Sure, there are many complications around what is thrown, or whether close is called, etc. First, move all those complications into a new function, _Py_throw_into().

With this new function:

PySendResult
_Py_throw_into(PyGenObject *subgen, int close_on_genexit, PyObject *typ, PyObject *val, PyObject *tb, PyObject **presult);

We can initially refactor _gen_throw to:

static PyObject *
_gen_throw(PyGenObject *gen, int close_on_genexit,
           PyObject *typ, PyObject *val, PyObject *tb)
{
    PyObject *yf = _PyGen_yf(gen);
    if (yf) {
        PyObect *res;
        PySendResult what = _Py_throw_into(yf, close_on_genexit, type, val, tb, &res);
        switch(what) {
            case PYGEN_RETURN:
                /* Stop SEND loop */
                /* Awkward popping and jumping goes here */
                return gen_send(gen, val);
            case PYGEN_ERROR:
                 return NULL;
            case PYGEN_NEXT:
               return res;
        }
    }
throw_here:
    ...

That doesn't help much by itself, but _Py_throw_into is what we need to implement THROW which, as you point out, cannot jump because it needs close_on_genexit as its oparg.

Instead of generating

  THROW  target
  JUMP_BACKWARD_NO_INTERRUPT back_to_yield

we generate

  THROW close_on_genexit
  POP_JUMP_IF_TRUE target
  JUMP_BACKWARD_NO_INTERRUPT back_to_yield

THROW should be little more than a wrapper around _Py_throw_into, raising on PYGEN_ERROR, pushing True for PYGEN_RETURN and False for PYGEN_NEXT.

markshannon avatar Aug 17 '22 10:08 markshannon

See also https://github.com/python/cpython/pull/96040

markshannon avatar Aug 17 '22 10:08 markshannon

Closing and reopening to re-run the Azure Pipelines failure.

brandtbucher avatar Aug 17 '22 21:08 brandtbucher

@markshannon, I've updated the PR based on our discussion this morning.

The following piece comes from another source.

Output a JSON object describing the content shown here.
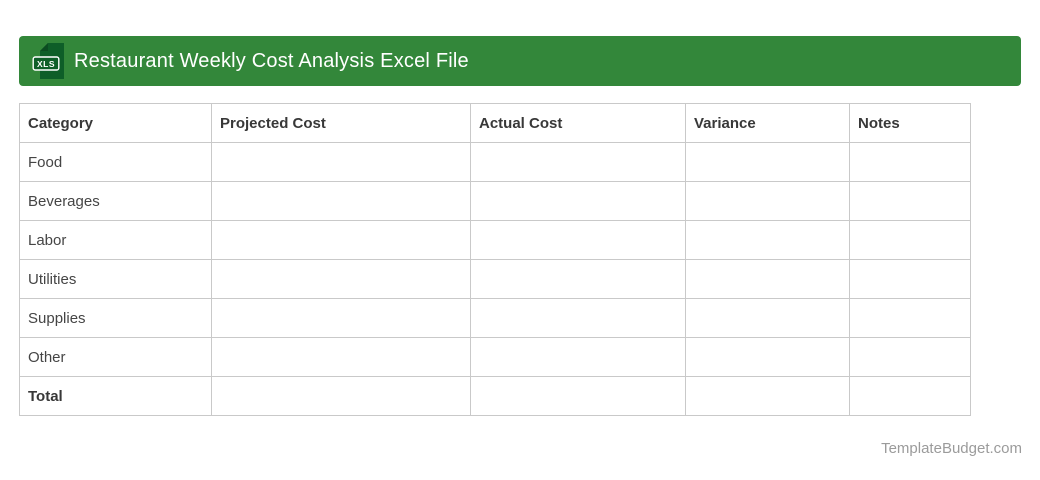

Let me know how it looks.

brandtbucher avatar Aug 17 '22 21:08 brandtbucher

When you're done making the requested changes, leave the comment: I have made the requested changes; please review again.

bedevere-bot avatar Aug 19 '22 10:08 bedevere-bot

This is a definite improvement over the current implementation.

Ultimately we want all the handling of sub-generators to done in bytecode. This is a good first step, moving the flow control into the bytecode.

Yeah, this fixes the main issue we were concerned with, but I agree that it makes sense to keep trying to port over more of the throw logic. I plan to return to this whenever I get a few extra cycles.

brandtbucher avatar Aug 19 '22 18:08 brandtbucher

With this PR, async functions with exactly 20 nested blocks started crashing with an assert failure, e.g.:

async def t():
    async with h,t,t,o,f,y,o,t,r,o,f,t,f,r,t,m,r,o,t,l:n
python: Python/compile.c:7185: pop_except_block: Assertion `stack->depth > 0' failed.

see https://github.com/python/cpython/issues/116767

encukou avatar Apr 08 '24 13:04 encukou